For several years, the US Supreme Court has gradually raised the hurdle for appeals by inmates. In the landmark 1993 case of Herrera v. Collins, the high court said that while it is unconstitutional for a state to execute an innocent person, the federal courts are not necessarily obliged to consider a state inmate's petition of innocence.

Last month the high court shifted a bit in the opposite direction, ruling that a federal judge uncertain whether a constitutional error has influenced the outcome of a state court trial should assume it did and rule for the prisoner.

But the US House of Representatives last month voted to allow prosecutors wider latitude in using evidence obtained by police without a warrant. This fits the public mood.

James Lockyer, who spearheaded Morin's appeal made unnecessary by the favorable DNA test, says tougher laws should take a back seat to fixing these legal systems. ''We must try to make sure it won't happen again,'' he says. ''We need an inquiry. The people in power haven't gotten the point. True, you'll never eliminate genuine mistakes. But there's a difference between those and the travesty of Guy Paul Morin's case.''

Morin is a free man today because of genetic testing, which is increasingly being used to prove the innocence of those in prison. In Canada, the Ministry of Justice is considering whether to require a genetic DNA test from crime suspects.

Like fingerprints, DNA (deoxyribonucleic acid), the genetic material of each individual, which is often found at crime scenes in the form of blood or semen, is believed to be unique. Such testing, civil libertarians say, would be a two-edged sword.On the one hand, it could compel some individuals to provide powerful evidence of their own guilt. On the other, some innocents who might have been mistakenly charged would be eliminated from consideration.

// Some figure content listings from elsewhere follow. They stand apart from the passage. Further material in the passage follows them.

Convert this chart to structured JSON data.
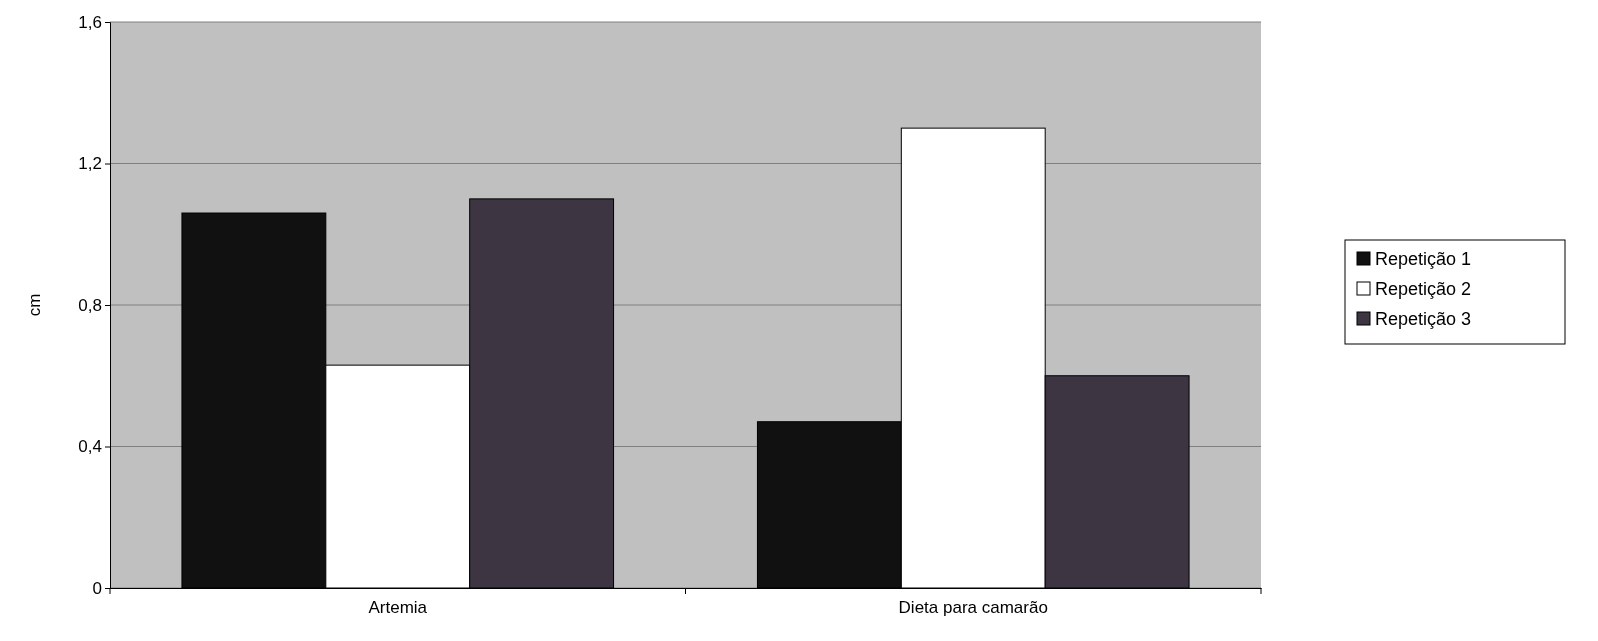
{
  "chart_data": {
    "type": "bar",
    "ylabel": "cm",
    "categories": [
      "Artemia",
      "Dieta para camarão"
    ],
    "series": [
      {
        "name": "Repetição 1",
        "color": "#111111",
        "values": [
          1.06,
          0.47
        ]
      },
      {
        "name": "Repetição 2",
        "color": "#ffffff",
        "values": [
          0.63,
          1.3
        ]
      },
      {
        "name": "Repetição 3",
        "color": "#3d3642",
        "values": [
          1.1,
          0.6
        ]
      }
    ],
    "ylim": [
      0,
      1.6
    ],
    "yticks": [
      {
        "value": 0,
        "label": "0"
      },
      {
        "value": 0.4,
        "label": "0,4"
      },
      {
        "value": 0.8,
        "label": "0,8"
      },
      {
        "value": 1.2,
        "label": "1,2"
      },
      {
        "value": 1.6,
        "label": "1,6"
      }
    ],
    "grid": "y",
    "legend": "right"
  }
}
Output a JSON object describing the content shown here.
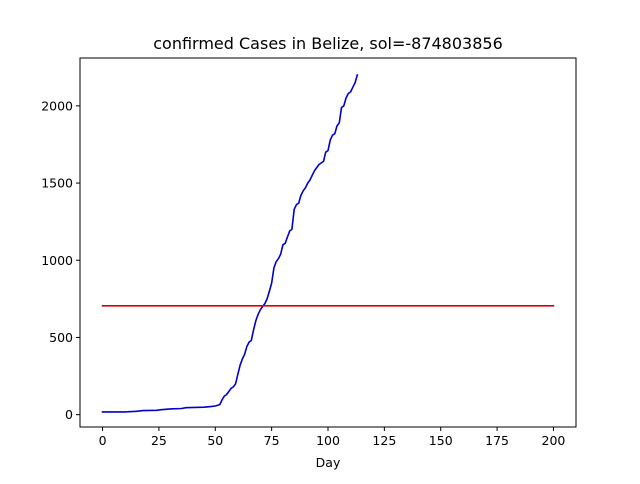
{
  "chart_data": {
    "type": "line",
    "title": "confirmed Cases in Belize, sol=-874803856",
    "xlabel": "Day",
    "ylabel": "",
    "xlim": [
      -10,
      210
    ],
    "ylim": [
      -80,
      2310
    ],
    "xticks": [
      0,
      25,
      50,
      75,
      100,
      125,
      150,
      175,
      200
    ],
    "yticks": [
      0,
      500,
      1000,
      1500,
      2000
    ],
    "grid": false,
    "series": [
      {
        "color": "#0000cc",
        "x": [
          0,
          10,
          15,
          18,
          24,
          26,
          30,
          35,
          37,
          45,
          48,
          50,
          52,
          53,
          54,
          55,
          56,
          57,
          58,
          59,
          60,
          61,
          62,
          63,
          64,
          65,
          66,
          67,
          68,
          69,
          70,
          71,
          72,
          73,
          74,
          75,
          76,
          77,
          78,
          79,
          80,
          81,
          82,
          83,
          84,
          85,
          86,
          87,
          88,
          89,
          90,
          91,
          92,
          93,
          94,
          95,
          96,
          97,
          98,
          99,
          100,
          101,
          102,
          103,
          104,
          105,
          106,
          107,
          108,
          109,
          110,
          111,
          112,
          113
        ],
        "y": [
          18,
          18,
          22,
          26,
          28,
          32,
          37,
          40,
          45,
          48,
          52,
          56,
          65,
          95,
          120,
          130,
          150,
          170,
          180,
          200,
          260,
          320,
          360,
          390,
          440,
          470,
          480,
          550,
          610,
          650,
          680,
          700,
          720,
          750,
          800,
          850,
          950,
          990,
          1010,
          1040,
          1100,
          1110,
          1150,
          1190,
          1200,
          1330,
          1360,
          1370,
          1420,
          1450,
          1470,
          1500,
          1520,
          1550,
          1580,
          1600,
          1620,
          1630,
          1640,
          1700,
          1710,
          1780,
          1810,
          1820,
          1870,
          1890,
          1990,
          2000,
          2050,
          2080,
          2090,
          2120,
          2150,
          2200
        ]
      },
      {
        "color": "#dd0000",
        "x": [
          0,
          200
        ],
        "y": [
          705,
          705
        ]
      }
    ]
  }
}
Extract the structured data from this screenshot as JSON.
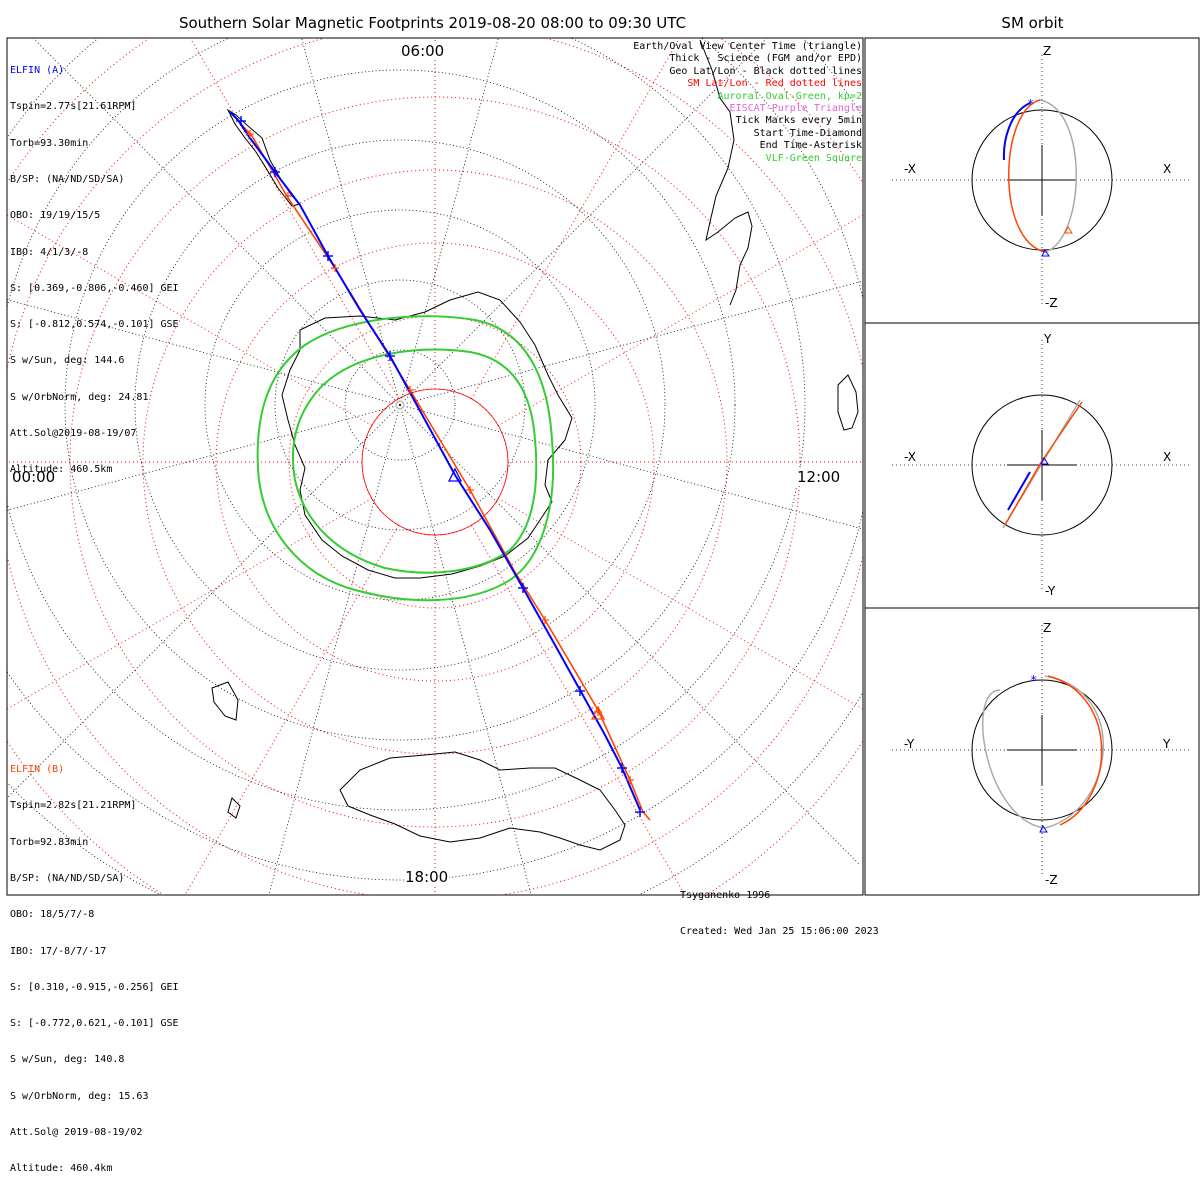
{
  "header": {
    "title": "Southern Solar Magnetic Footprints 2019-08-20 08:00 to 09:30 UTC",
    "sm_title": "SM orbit"
  },
  "map": {
    "mlt_labels": {
      "top": "06:00",
      "left": "00:00",
      "right": "12:00",
      "bottom": "18:00"
    }
  },
  "elfin_a": {
    "name": "ELFIN (A)",
    "lines": [
      "Tspin=2.77s[21.61RPM]",
      "Torb=93.30min",
      "B/SP: (NA/ND/SD/SA)",
      "OBO: 19/19/15/5",
      "IBO: 4/1/3/-8",
      "S: [0.369,-0.806,-0.460] GEI",
      "S: [-0.812,0.574,-0.101] GSE",
      "S w/Sun, deg: 144.6",
      "S w/OrbNorm, deg: 24.81",
      "Att.Sol@2019-08-19/07",
      "Altitude: 460.5km"
    ],
    "color": "#0000ff"
  },
  "elfin_b": {
    "name": "ELFIN (B)",
    "lines": [
      "Tspin=2.82s[21.21RPM]",
      "Torb=92.83min",
      "B/SP: (NA/ND/SD/SA)",
      "OBO: 18/5/7/-8",
      "IBO: 17/-8/7/-17",
      "S: [0.310,-0.915,-0.256] GEI",
      "S: [-0.772,0.621,-0.101] GSE",
      "S w/Sun, deg: 140.8",
      "S w/OrbNorm, deg: 15.63",
      "Att.Sol@ 2019-08-19/02",
      "Altitude: 460.4km"
    ],
    "color": "#ff4500"
  },
  "legend": [
    {
      "text": "Earth/Oval View Center Time (triangle)",
      "color": "#000000"
    },
    {
      "text": "Thick - Science (FGM and/or EPD)",
      "color": "#000000"
    },
    {
      "text": "Geo Lat/Lon - Black dotted lines",
      "color": "#000000"
    },
    {
      "text": "SM Lat/Lon - Red dotted lines",
      "color": "#ff0000"
    },
    {
      "text": "Auroral Oval-Green, kp=2",
      "color": "#33cc33"
    },
    {
      "text": "EISCAT-Purple Triangle",
      "color": "#dd66dd"
    },
    {
      "text": "Tick Marks every 5min",
      "color": "#000000"
    },
    {
      "text": "Start Time-Diamond",
      "color": "#000000"
    },
    {
      "text": "End Time-Asterisk",
      "color": "#000000"
    },
    {
      "text": "VLF-Green Square",
      "color": "#33cc33"
    }
  ],
  "credits": {
    "model": "Tsyganenko-1996",
    "created": "Created: Wed Jan 25 15:06:00 2023"
  },
  "orbit_panels": [
    {
      "name": "xz",
      "top": "Z",
      "bottom": "-Z",
      "left": "-X",
      "right": "X"
    },
    {
      "name": "xy",
      "top": "Y",
      "bottom": "-Y",
      "left": "-X",
      "right": "X"
    },
    {
      "name": "yz",
      "top": "Z",
      "bottom": "-Z",
      "left": "-Y",
      "right": "Y"
    }
  ]
}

Ed Honaker, a Virginia man who served 11 years in a state prison for a rape-kidnapping he did not commit, also has DNA testing to thank for his release last October. Mr. Honaker was released by Gov. George Allen after a test showed his DNA did not match that of the attacker, which was found on the woman.

But technical approaches like DNA are only part of the solution, advocates say. What is needed, they contend, is a broad review of why and how many innocents are imprisoned in Canada and the US.

In Britain, there is already recognition that a problem exists. Public faith in the British justice system, badly shaken by the ''terrorist'' cases, has brought broad public demands to investigate and fix the problem.

Prime Minister John Major's government has pledged to create a new independent review board to examine alleged miscarriages of justice by prosecutors and police, Logan says.

Such a board of review was formed in Massachusetts after the infamous Sacco-Vanzetti case, in which two men thought innocent by many were nevertheless executed in 1927.

Bedau says that board failed because its decisions were not accepted by the courts. Indeed, acceptance by the judiciary is a problem with several proposed solutions, such as outlawing convictions based on jail-house confessions or circumstantial evidence alone.

Ontario's attorney general ruled at the end of February that an inquiry into the Morin case would be permitted, but it angered Morin's lawyers because it will not be allowed to examine the conduct of the judges at his trials.

Canadian Justice Evans and two fellow judges concluded in a 1989 report on the Marshall case that Canada's justice system needs a national independent review board to probe possible wrongful convictions.

So far, however, Canada's government has done little to implement the commission recommendations. Yet the case of Guy Paul Morin, more than most, reinforces the need for a board of review, his advocates say.

''I read Morin's record, and it wasn't long before I began to smell a very familiar stench, because all wrongful convictions smell the same way,'' says Carter, the former boxer. ''I still remember the day I visited Guy Paul in prison in 1992. And I knew when I walked out that there was an innocent man I was leaving behind.''

*The Monitor will publish additional articles on 'unjust punishment' on an occasional basis.